Außerdem habe ich diese Woche am Workshop von der Friedrich-Ebert-Stiftung teilgenommen. In einer kleinen Runde wurde jedem individuell die Möglichkeit gegeben seine Wünsche und Kritik an Leipzig zu äußern. Anschließend wurde in Kleingruppen diskutiert und ein Forderungskatalog erstellt. Auch hier kam die Forderung nach einer stärkeren Beteiligung auf und vor allem der Wunsch Kinder und Jugendliche nicht nur für Alibiprojekte einzuspannen, sondern ihnen auch tatsächlich Verantwortung zu übertragen. Daniela Kolbe hat an diesem Workshop ebenfalls teilgenommen, mit dem Auftrag diese Forderungen weiter in die Politik zu tragen.

Momentan laufen die Vorbereitungen für die Bildungsfahrt mit den Jugendlichen an diesem Wochenende - ich freue mich auf interessante Tage mit hoffentlich spannenden Diskussionen und Inhalten! Nächste Woche werde ich davon berichten :)


Sprechstunden für Jugendliche (19.10.2012)

Letztes Wochenende fand, wie angekündigt, der Kinder- und Jugendkongress im Spinnwerk statt. Leider war ich kurzfristig verhindert, so dass ich doch nicht anwesend sein konnte. Die Jugendlichen der Initiativgruppe Jugendparlament waren aber da, haben sich vorgestellt und waren sehr begeistert von der Veranstaltung!

Seit 15.10. hat der Stadtjugendring eine neue Praktikantin! Ulrike wird für 6 Wochen dabei auch das Projekt Jugendbeteiligung tatkräftig unterstützen. Die Initiativgruppe Jugendparlament konnte sie zur letzten Sitzung (18.10.) schon kennenlernen und sicher wird sie mich auch auf den nächsten anstehenden Terminen begleiten. Ich wünsche ihr einen tollen Start und viele gute Erfahrungen während ihres Praktikums bei uns!

Am 16.10. fand der Hauptausschuss des Stadtjugendring statt, wo Corinna Graf über die Inhalte des Fachplans für Kinder- und Jugendförderung informierte.

Letzte Woche habe ich es schon angedeutet: es sind Sprechstunden für interessierte Jugendliche geplant. Mittlerweile wird das auch schon konkreter: im Planungsraum West stehen mir dafür die Räumlichkeiten des Quartiersmanagement zur Verfügung. Der konkrete Tag bzw. der erste Termin wird noch verhandelt und ich werde ihn dann entsprechend rechtzeitig bekanntgeben.

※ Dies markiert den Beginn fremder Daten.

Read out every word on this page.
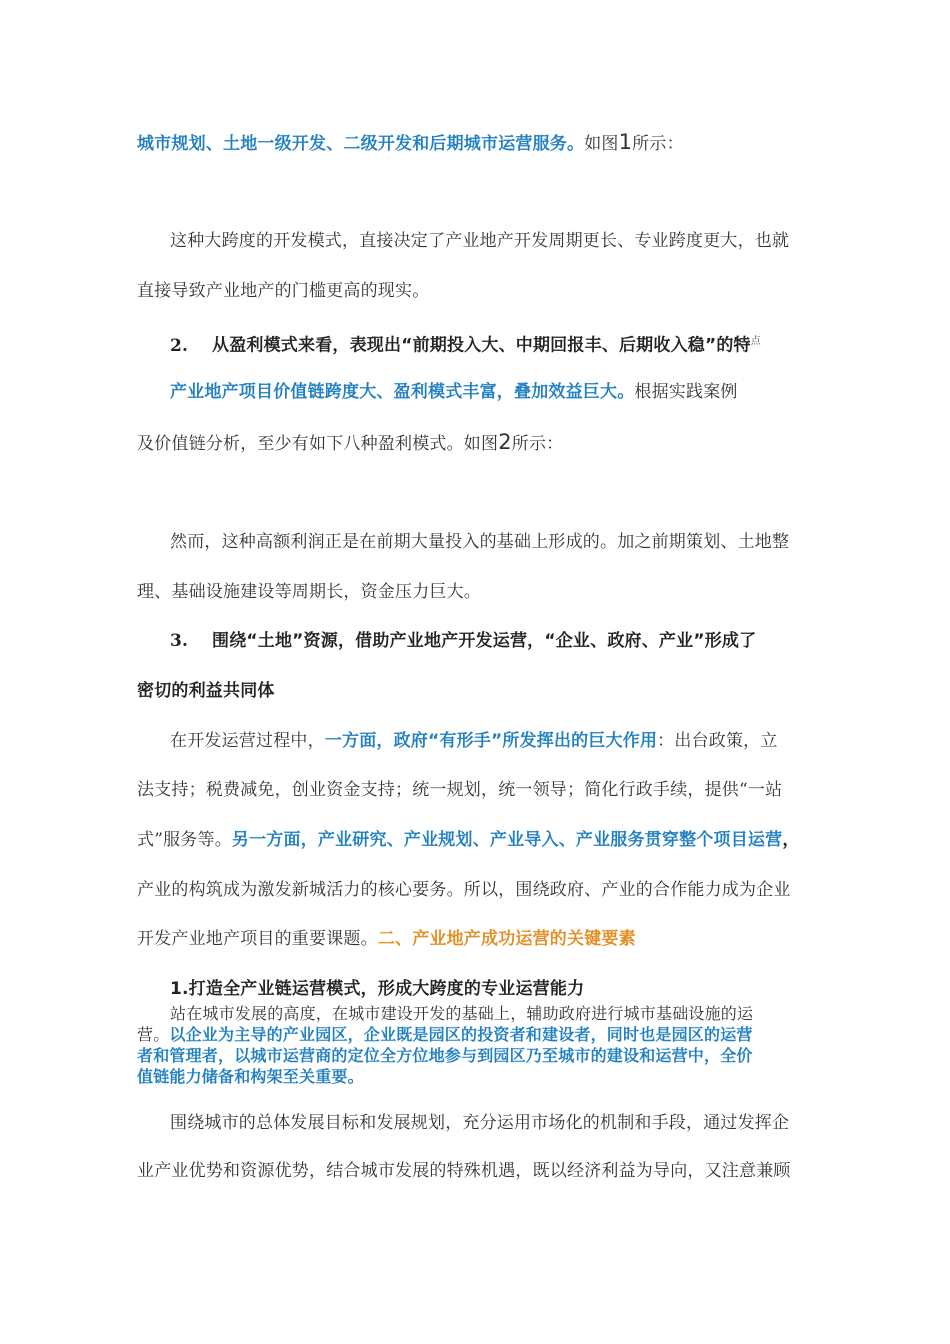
城市规划、土地一级开发、二级开发和后期城市运营服务。如图1所示：
这种大跨度的开发模式，直接决定了产业地产开发周期更长、专业跨度更大，也就
直接导致产业地产的门槛更高的现实。
2. 从盈利模式来看，表现出“前期投入大、中期回报丰、后期收入稳”的特$^点$
产业地产项目价值链跨度大、盈利模式丰富，叠加效益巨大。根据实践案例
及价值链分析，至少有如下八种盈利模式。如图2所示：
然而，这种高额利润正是在前期大量投入的基础上形成的。加之前期策划、土地整
理、基础设施建设等周期长，资金压力巨大。
3. 围绕“土地”资源，借助产业地产开发运营，“企业、政府、产业”形成了
密切的利益共同体
在开发运营过程中，一方面，政府“有形手”所发挥出的巨大作用：出台政策，立
法支持；税费减免，创业资金支持；统一规划，统一领导；简化行政手续，提供“一站
式”服务等。另一方面，产业研究、产业规划、产业导入、产业服务贯穿整个项目运营，
产业的构筑成为激发新城活力的核心要务。所以，围绕政府、产业的合作能力成为企业
开发产业地产项目的重要课题。二、产业地产成功运营的关键要素
1.打造全产业链运营模式，形成大跨度的专业运营能力
站在城市发展的高度，在城市建设开发的基础上，辅助政府进行城市基础设施的运
营。以企业为主导的产业园区，企业既是园区的投资者和建设者，同时也是园区的运营
者和管理者，以城市运营商的定位全方位地参与到园区乃至城市的建设和运营中，全价
值链能力储备和构架至关重要。
围绕城市的总体发展目标和发展规划，充分运用市场化的机制和手段，通过发挥企
业产业优势和资源优势，结合城市发展的特殊机遇，既以经济利益为导向，又注意兼顾
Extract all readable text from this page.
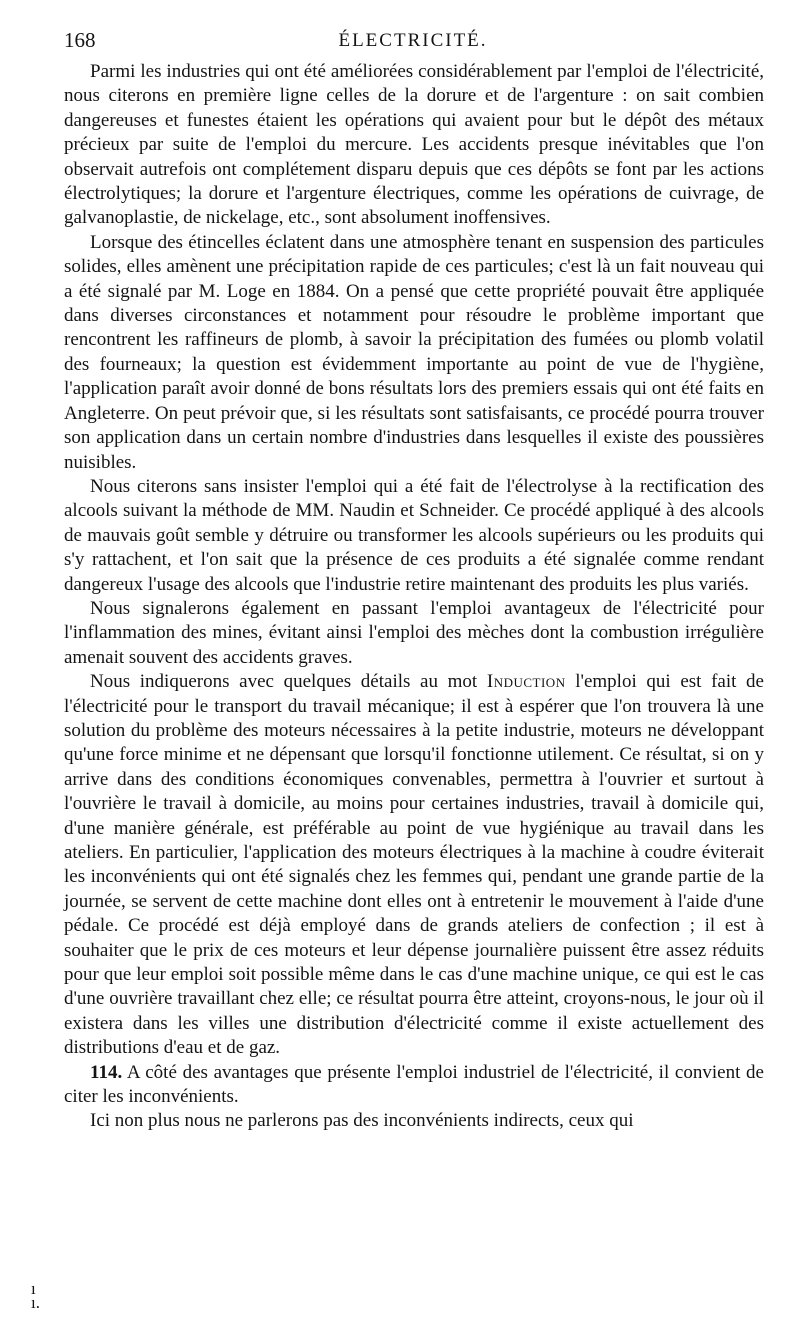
168	ÉLECTRICITÉ.

Parmi les industries qui ont été améliorées considérablement par l'emploi de l'électricité, nous citerons en première ligne celles de la dorure et de l'argenture : on sait combien dangereuses et funestes étaient les opérations qui avaient pour but le dépôt des métaux précieux par suite de l'emploi du mercure. Les accidents presque inévitables que l'on observait autrefois ont complétement disparu depuis que ces dépôts se font par les actions électrolytiques; la dorure et l'argenture électriques, comme les opérations de cuivrage, de galvanoplastie, de nickelage, etc., sont absolument inoffensives.

Lorsque des étincelles éclatent dans une atmosphère tenant en suspension des particules solides, elles amènent une précipitation rapide de ces particules; c'est là un fait nouveau qui a été signalé par M. Loge en 1884. On a pensé que cette propriété pouvait être appliquée dans diverses circonstances et notamment pour résoudre le problème important que rencontrent les raffineurs de plomb, à savoir la précipitation des fumées ou plomb volatil des fourneaux; la question est évidemment importante au point de vue de l'hygiène, l'application paraît avoir donné de bons résultats lors des premiers essais qui ont été faits en Angleterre. On peut prévoir que, si les résultats sont satisfaisants, ce procédé pourra trouver son application dans un certain nombre d'industries dans lesquelles il existe des poussières nuisibles.

Nous citerons sans insister l'emploi qui a été fait de l'électrolyse à la rectification des alcools suivant la méthode de MM. Naudin et Schneider. Ce procédé appliqué à des alcools de mauvais goût semble y détruire ou transformer les alcools supérieurs ou les produits qui s'y rattachent, et l'on sait que la présence de ces produits a été signalée comme rendant dangereux l'usage des alcools que l'industrie retire maintenant des produits les plus variés.

Nous signalerons également en passant l'emploi avantageux de l'électricité pour l'inflammation des mines, évitant ainsi l'emploi des mèches dont la combustion irrégulière amenait souvent des accidents graves.

Nous indiquerons avec quelques détails au mot Induction l'emploi qui est fait de l'électricité pour le transport du travail mécanique; il est à espérer que l'on trouvera là une solution du problème des moteurs nécessaires à la petite industrie, moteurs ne développant qu'une force minime et ne dépensant que lorsqu'il fonctionne utilement. Ce résultat, si on y arrive dans des conditions économiques convenables, permettra à l'ouvrier et surtout à l'ouvrière le travail à domicile, au moins pour certaines industries, travail à domicile qui, d'une manière générale, est préférable au point de vue hygiénique au travail dans les ateliers. En particulier, l'application des moteurs électriques à la machine à coudre éviterait les inconvénients qui ont été signalés chez les femmes qui, pendant une grande partie de la journée, se servent de cette machine dont elles ont à entretenir le mouvement à l'aide d'une pédale. Ce procédé est déjà employé dans de grands ateliers de confection ; il est à souhaiter que le prix de ces moteurs et leur dépense journalière puissent être assez réduits pour que leur emploi soit possible même dans le cas d'une machine unique, ce qui est le cas d'une ouvrière travaillant chez elle; ce résultat pourra être atteint, croyons-nous, le jour où il existera dans les villes une distribution d'électricité comme il existe actuellement des distributions d'eau et de gaz.

114. A côté des avantages que présente l'emploi industriel de l'électricité, il convient de citer les inconvénients.

Ici non plus nous ne parlerons pas des inconvénients indirects, ceux qui

ı
ı.
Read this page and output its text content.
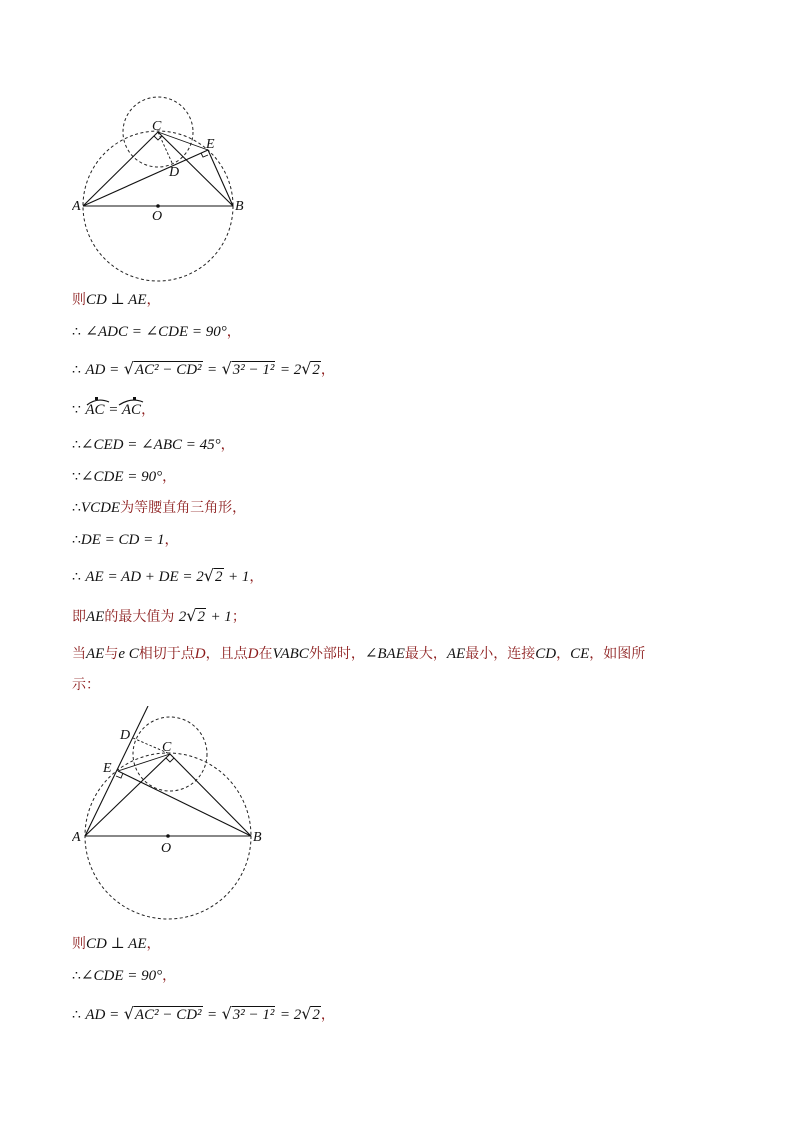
A	B
C
D
E
O
则CD ⊥ AE，
∴ ∠ADC = ∠CDE = 90°，
∴ AD = √AC² − CD² = √3² − 1² = 2√2，
∵ AC = AC，
∴∠CED = ∠ABC = 45°，
∵∠CDE = 90°，
∴VCDE为等腰直角三角形，
∴DE = CD = 1，
∴ AE = AD + DE = 2√2 + 1，
即AE的最大值为 2√2 + 1；
当AE与e C相切于点D，且点D在VABC外部时，∠BAE最大，AE最小，连接CD，CE，如图所
示：
A	B
C
D
E
O
则CD ⊥ AE，
∴∠CDE = 90°，
∴ AD = √AC² − CD² = √3² − 1² = 2√2，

Im Planungsraum Mitte/Süd werden mir Räumlichkeiten im Südpol bereitgestellt, so dass hier die erste Sprechstunde amMontag 12.11. von 16 - 18 Uhr in der Bornaischen Str. 49 stattfinden wird.

Ab diesem Tag werde ich wöchentlich in den Räumlichkeiten des Südpol zu finden sein. Jugendliche, die Ideen haben, wie sie sich in ihrem Stadtteil einbringen wollen, wo sie mitreden und mitentscheiden möchten, sind herzlich eingeladen vorbeizuschauen. Ich möchte euch Raum bieten darüber zu reden, was euch in eurer Umgebung gefällt oder nicht gefällt und was ihr vielleicht ändern möchtet. Vielleicht finden wir ja gemeinsam Lösungsansätze, so dass ihr als Jugendliche gehört werdet und mitentscheiden könnt.